Carthage was parallel to Sparta but at the back. It overlooked the Boarder’s lawn on which we used to play British Bulldog or Bunker barrel; one team had to bend over to make a sort of scrum against a tree whilst the other team in turn had to leapfrog onto their backs to try to collapse the pack! You could sneak a look through a gap in the wall at the Headmaster’s immaculate lawn with its stone gazebo and unusual female Ginko tree.
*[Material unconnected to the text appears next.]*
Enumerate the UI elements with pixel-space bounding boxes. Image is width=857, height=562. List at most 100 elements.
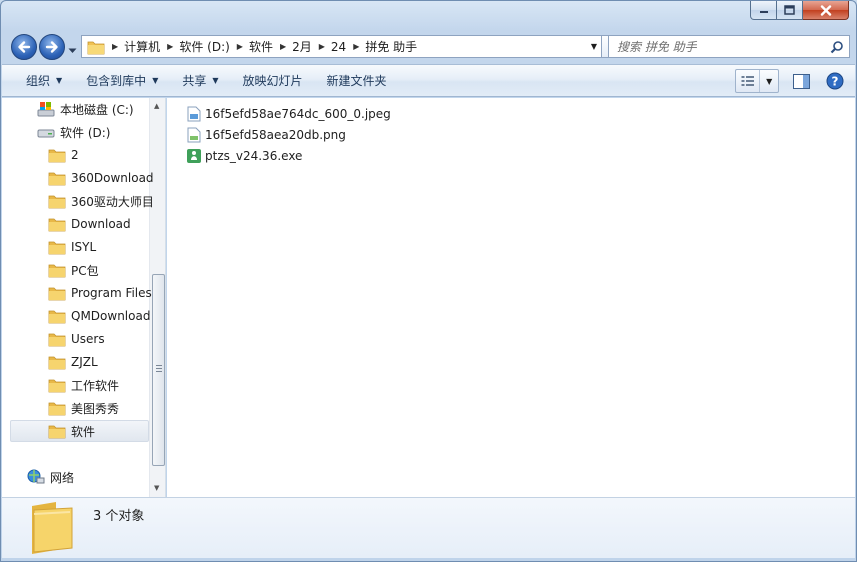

Troy was also on the first floor but at the other end.  It had its own small washrooms and toilet for the seniors. Below it was the Small Common Room with a radio and tables for reading papers and the Locker room. Above it the Sixth form common room where we could play records. We set up a pirate radio station “Radio Midhurst” and broadcasted music and chat until we dismantled after a few weeks in fear of being raided by the police. As Sixth formers you had more responsibilities, with some of us even acting as Dorm prefects. Bob “Death” Davies was the Housemaster on this floor. He sometimes let us into his room so we could listen to his Bob Dylan records.
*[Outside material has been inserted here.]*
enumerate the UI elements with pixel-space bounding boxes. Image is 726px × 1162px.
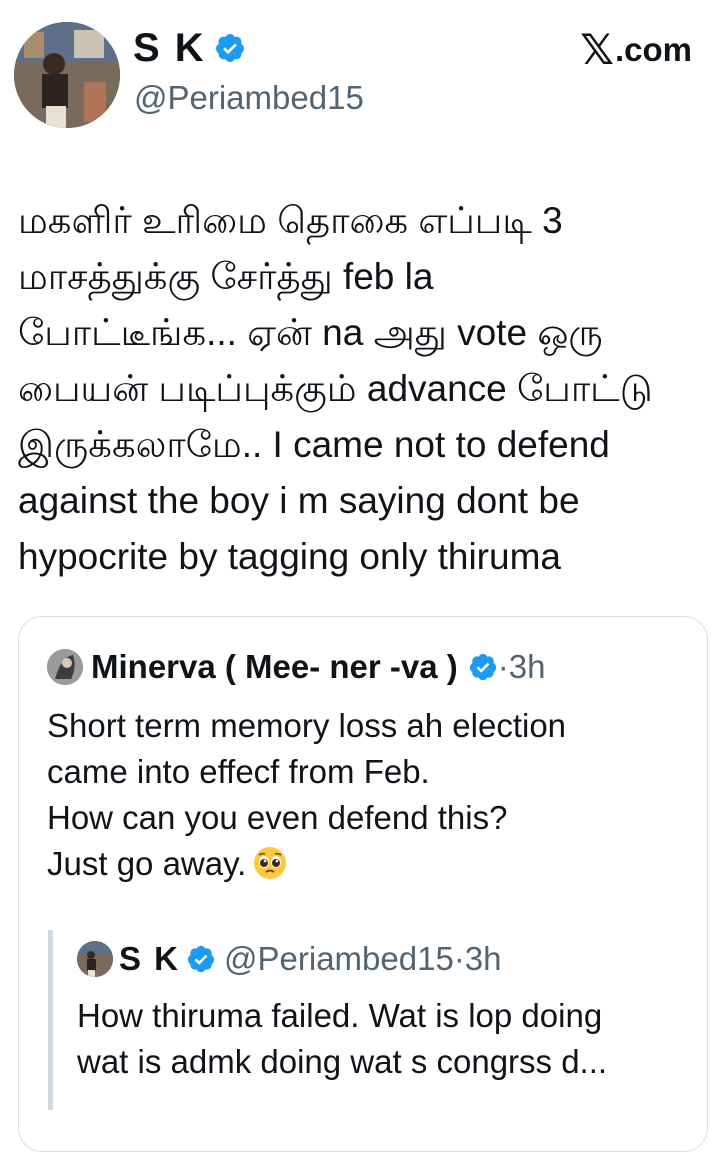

Athens. Also known as the Cubes for the prefects. This was a large, tall room at the end of the building by the main entrance to the school.  This was above the Linen room where once a week you collected your clean sheets and clothes. Old bottom sheet to the top, clean sheet on the bottom, blankets all tucked in with hospital corners, unless as a joke you made someone an “apple pie bed” by folding the bottom sheet in half and turning it over the blankets like the top sheet- a surprise for the dorm prefect or other victim. There were about ten cubicles each divided by a seven foot tall partition with a curtain over the doorway. You could still talk to each other over the top. You now had your own space that you could decorate with posters and lights.  However they were concerned by the electrics so we returned one holidays to find they had been redecorated with fixed safe bedside lamps, notice boards and blancmange pink walls. When taking our A Levels before each exam for good luck we used to play “Running Bear” by Sonny James on a 45rpm record.

Many boys left after these exams but some stayed on for a 63. This was either to do Oxbridge scholarship exams or if they were young enough, especially if they had gone into the Remove when instead of year 4 and 5, they did O-level exams in one year, or to redo their A-levels or take S-levels.